Terry and Andrew bought the vineyard early in 2010, a move that involved significant career changes for these two native Albertans.

“I used to host a television show in Edmonton for seven years, a daytime one-hour talk show,” Terry says. “After that, two friends and I started a company called Three Blondes and a Brownie, and we sold low fat muffins to McDonalds nationally, for seven years.”

“I bounced around, trying to figure out what my place was, really,” says Andrew, who was born in 1972. “I started off in the oil fields. That’s where I grew up. It was difficult to have a real life there, so I quit that and went to school and got some education to be a systems analyst. I got a job just before Y2K, worked in a downtown office and lived downtown. I was a real city kid and lived the dream, so to speak. But what I missed the most was being outdoors.”

They got the opportunity after Terry’s brother, JAK, bought a vineyard late in 2008 near Okanagan Falls and asked them to help get the Meyer Family winery up and running.

“It was never on either of our radars to do this,” Terry said later. “For JAK, too, it was a chance conversation he had one night with James Cluer. They were just going to do a little bit of private label wines. He got into it and dragged us into it.  It is such a cool industry to be part of right now.”

Terry uses her marketing background now in running the Tinhorn Creek Vineyards wine club, one of the largest in the Okanagan. Andrew, who has taken viticulture courses, now is vineyard manager at Liquidity Vineyards.

Their vineyard perched on the side of the mountain has three acres of Chardonnay, one acre of Merlot and half an acre of Pinot Noir. There is also a small nursery on site and Andrew has been testing other varietals, although there is little room for additional vineyards here.

The production from 2012 is just 70 cases of each varietal because Andrew and Terry also have been selling their grapes to selected winemakers. That also serves as something of a tutorial in the potential of their grapes.
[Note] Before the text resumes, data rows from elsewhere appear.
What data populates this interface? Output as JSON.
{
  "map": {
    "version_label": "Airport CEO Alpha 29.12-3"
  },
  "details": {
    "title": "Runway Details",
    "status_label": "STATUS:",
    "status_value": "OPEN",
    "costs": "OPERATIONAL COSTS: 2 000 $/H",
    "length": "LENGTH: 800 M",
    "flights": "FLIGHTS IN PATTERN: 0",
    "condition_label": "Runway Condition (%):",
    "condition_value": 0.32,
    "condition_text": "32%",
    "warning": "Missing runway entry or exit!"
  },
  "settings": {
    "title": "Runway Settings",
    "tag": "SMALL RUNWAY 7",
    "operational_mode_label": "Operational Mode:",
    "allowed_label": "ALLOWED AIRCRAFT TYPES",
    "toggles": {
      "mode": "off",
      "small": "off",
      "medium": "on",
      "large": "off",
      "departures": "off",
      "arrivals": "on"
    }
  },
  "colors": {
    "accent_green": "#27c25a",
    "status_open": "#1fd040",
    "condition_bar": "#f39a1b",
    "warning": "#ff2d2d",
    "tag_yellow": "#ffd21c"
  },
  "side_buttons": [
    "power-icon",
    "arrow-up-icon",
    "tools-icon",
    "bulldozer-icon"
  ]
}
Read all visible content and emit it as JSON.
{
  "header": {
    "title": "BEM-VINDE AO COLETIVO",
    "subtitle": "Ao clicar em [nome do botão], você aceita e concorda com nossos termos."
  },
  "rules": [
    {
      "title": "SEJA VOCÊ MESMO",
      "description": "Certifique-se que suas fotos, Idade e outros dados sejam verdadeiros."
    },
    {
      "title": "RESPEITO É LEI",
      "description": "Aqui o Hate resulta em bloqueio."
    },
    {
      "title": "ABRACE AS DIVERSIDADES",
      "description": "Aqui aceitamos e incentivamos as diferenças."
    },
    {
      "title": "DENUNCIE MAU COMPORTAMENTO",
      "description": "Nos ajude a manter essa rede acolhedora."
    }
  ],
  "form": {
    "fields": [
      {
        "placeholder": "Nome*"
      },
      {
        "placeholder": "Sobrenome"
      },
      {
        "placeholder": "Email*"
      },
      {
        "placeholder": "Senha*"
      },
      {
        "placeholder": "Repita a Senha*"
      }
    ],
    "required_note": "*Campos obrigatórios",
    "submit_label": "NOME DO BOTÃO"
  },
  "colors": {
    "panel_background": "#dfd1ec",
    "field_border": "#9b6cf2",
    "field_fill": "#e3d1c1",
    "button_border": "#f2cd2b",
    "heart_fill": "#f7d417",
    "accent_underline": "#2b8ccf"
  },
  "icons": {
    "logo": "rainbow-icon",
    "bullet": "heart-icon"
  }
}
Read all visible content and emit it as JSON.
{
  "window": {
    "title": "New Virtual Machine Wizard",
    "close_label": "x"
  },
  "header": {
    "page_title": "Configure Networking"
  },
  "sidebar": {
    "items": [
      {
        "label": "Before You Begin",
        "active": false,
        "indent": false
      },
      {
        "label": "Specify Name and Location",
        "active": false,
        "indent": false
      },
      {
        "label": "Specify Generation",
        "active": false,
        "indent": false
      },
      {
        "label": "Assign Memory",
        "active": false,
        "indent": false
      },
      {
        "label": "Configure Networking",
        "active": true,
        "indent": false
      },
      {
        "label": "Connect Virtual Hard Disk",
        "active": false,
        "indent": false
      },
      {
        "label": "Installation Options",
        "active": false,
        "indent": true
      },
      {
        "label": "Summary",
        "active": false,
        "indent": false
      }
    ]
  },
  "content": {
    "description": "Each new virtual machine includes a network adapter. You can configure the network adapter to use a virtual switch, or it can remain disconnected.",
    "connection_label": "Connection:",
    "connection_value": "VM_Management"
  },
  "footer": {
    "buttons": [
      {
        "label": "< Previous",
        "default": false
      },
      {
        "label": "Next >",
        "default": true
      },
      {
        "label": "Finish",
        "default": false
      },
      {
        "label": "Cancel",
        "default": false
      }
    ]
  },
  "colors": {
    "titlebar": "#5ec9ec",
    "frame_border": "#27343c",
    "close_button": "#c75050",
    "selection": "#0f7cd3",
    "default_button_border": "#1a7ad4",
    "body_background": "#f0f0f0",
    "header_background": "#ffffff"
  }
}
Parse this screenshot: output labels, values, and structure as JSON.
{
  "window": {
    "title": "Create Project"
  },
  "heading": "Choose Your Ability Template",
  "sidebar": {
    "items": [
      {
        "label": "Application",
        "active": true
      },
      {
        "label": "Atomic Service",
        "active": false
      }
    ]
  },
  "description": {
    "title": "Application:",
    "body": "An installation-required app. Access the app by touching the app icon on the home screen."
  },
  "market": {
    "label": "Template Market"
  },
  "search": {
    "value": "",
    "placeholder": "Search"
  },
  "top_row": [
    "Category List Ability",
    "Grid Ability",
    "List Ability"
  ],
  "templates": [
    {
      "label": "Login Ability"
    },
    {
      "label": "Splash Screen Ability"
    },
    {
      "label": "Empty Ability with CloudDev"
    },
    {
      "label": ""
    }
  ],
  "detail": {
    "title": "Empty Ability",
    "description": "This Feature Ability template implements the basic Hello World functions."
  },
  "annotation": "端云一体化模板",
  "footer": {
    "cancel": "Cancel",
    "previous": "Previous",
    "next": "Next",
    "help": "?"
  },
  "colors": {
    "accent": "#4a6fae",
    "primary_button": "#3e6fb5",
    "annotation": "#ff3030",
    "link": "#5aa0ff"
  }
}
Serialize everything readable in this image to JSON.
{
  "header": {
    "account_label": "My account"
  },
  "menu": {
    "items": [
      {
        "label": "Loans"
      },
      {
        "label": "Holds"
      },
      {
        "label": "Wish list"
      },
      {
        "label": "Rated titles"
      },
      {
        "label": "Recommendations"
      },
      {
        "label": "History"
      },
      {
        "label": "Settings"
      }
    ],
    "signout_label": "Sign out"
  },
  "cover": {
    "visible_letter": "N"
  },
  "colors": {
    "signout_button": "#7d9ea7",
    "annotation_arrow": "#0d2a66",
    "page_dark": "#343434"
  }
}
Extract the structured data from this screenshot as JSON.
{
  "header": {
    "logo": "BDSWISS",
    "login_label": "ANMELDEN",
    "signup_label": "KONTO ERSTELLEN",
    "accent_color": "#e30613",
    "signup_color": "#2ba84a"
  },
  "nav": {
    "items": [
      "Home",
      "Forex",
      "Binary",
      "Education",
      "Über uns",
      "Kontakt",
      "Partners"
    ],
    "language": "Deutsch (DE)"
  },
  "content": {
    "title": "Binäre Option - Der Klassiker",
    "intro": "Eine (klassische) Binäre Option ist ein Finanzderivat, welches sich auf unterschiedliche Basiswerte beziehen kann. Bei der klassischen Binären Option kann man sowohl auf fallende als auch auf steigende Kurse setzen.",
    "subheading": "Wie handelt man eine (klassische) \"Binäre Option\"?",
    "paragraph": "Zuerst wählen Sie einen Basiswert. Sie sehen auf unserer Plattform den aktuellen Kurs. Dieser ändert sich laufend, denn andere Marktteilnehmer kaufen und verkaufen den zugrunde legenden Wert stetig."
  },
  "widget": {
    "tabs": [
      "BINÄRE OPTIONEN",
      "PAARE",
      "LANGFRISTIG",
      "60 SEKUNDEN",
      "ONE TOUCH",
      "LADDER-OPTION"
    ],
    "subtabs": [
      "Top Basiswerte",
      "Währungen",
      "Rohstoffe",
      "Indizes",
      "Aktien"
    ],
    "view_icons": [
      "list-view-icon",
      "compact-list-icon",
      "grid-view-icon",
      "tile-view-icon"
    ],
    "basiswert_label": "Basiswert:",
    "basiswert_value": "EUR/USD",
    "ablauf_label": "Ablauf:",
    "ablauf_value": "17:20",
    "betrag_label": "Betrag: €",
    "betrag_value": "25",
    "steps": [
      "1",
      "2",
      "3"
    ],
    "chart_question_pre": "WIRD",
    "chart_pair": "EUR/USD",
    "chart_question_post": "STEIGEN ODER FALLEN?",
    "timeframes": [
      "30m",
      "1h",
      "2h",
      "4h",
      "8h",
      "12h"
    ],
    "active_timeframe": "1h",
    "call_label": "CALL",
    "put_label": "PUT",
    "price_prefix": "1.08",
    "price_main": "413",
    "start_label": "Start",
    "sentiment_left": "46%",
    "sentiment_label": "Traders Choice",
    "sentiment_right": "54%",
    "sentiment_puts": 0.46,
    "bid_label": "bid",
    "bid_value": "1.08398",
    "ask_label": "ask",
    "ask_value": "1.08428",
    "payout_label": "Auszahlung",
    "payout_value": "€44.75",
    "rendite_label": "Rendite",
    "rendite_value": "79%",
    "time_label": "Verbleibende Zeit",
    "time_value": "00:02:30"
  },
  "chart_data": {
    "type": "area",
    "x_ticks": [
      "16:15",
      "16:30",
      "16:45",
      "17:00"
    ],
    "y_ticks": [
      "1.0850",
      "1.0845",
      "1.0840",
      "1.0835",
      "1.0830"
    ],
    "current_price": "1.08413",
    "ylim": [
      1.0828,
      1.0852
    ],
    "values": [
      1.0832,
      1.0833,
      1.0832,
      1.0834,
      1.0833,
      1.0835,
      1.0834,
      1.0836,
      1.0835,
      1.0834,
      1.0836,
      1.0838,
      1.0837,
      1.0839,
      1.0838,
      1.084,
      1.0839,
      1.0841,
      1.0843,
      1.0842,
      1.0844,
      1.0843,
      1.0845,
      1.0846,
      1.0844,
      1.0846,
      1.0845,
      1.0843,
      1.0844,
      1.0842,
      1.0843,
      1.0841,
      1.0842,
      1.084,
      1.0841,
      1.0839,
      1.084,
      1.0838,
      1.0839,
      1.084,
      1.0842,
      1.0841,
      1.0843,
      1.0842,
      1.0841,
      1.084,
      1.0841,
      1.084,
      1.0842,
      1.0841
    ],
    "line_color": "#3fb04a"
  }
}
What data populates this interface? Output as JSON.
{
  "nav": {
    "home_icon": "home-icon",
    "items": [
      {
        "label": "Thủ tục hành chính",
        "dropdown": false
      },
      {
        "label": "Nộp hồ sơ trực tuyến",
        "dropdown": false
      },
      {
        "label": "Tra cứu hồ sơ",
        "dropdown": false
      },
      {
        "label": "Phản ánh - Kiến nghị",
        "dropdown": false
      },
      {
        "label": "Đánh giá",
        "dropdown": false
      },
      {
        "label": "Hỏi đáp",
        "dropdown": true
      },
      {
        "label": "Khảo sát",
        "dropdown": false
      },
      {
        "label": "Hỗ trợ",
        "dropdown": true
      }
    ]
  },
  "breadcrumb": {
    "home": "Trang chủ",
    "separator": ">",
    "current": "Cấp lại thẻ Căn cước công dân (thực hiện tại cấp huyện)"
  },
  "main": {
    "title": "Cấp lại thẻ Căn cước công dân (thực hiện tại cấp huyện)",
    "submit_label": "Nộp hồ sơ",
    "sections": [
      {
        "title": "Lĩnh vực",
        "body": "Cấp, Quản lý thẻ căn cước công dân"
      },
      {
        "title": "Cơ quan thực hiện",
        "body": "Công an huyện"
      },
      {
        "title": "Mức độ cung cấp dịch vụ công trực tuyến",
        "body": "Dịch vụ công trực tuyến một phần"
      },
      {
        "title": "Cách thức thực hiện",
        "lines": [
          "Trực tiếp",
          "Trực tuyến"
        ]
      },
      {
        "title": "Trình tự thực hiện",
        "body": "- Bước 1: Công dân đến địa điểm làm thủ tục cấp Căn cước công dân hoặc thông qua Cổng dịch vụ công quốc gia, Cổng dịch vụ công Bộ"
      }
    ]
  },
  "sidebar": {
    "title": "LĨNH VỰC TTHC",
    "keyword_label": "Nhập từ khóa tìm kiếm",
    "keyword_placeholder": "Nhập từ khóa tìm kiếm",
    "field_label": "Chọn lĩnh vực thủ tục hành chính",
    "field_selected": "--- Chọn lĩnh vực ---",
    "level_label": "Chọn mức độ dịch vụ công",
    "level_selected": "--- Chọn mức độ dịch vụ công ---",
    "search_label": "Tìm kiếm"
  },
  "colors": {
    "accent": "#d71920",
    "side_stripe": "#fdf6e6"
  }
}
“When we made the first wine [a 2011 Chardonnay], we did not know what we had,” Andrew told me in 2013. “Now that it is in bottle, we like drinking it. The question has changed from ‘Do we have the right fruit to do this?’ to ‘Yes, we have the right fruit. Now what is the best way to develop a market?’”

“We have enough Chardonnay that we can do 500 cases,” Andrew added. “We could outsource the Pinot Noir and we could outsource the Merlot. We could buy fruit and ferment it here. We could do anything we want. The question is, will the public buy it? It does not seem smart to me to go from zero to 500 cases, because we don’t have a lot of contacts through sales channels.”

That was 2013. Now Anarchist Mountain has an agent in Vancouver and accolades that make the market sit up and take notice. You might find the wines in one of the Liberty Merchant Company stores (Liberty organizes Taste BC) or you could order from Anarchist Mountain’s web site. The Pinot Noir is sold out at the winery, however.

Here are notes on the wines.

Anarchist Mountain Elevation Chardonnay 2012 ($26 for 70 cases). This wine really reflects the terroir, with the minerality and texture one would expect from 30- year-old on a rocky site. The wine has aromas and flavours of citrus (lemon and lime) with very subtle oak notes and with refreshing acidity. The finish is crisp. This is an elegant and complex Chardonnay. 91.

Anarchist Mountain Wildfire Pinot Noir 2012 ($35 for 70 cases). As a winemaker, Andrew has had the advantage of being coached by Chris Carson from Meyer Family and Matt Holmes from Liquidity. It shows in this pretty and well-made wine. Aromas of cherry and strawberry are echoed on the palate, with delicate and lingering fruit flavours. Silky tannins give the wine good weight and a svelte texture. 91.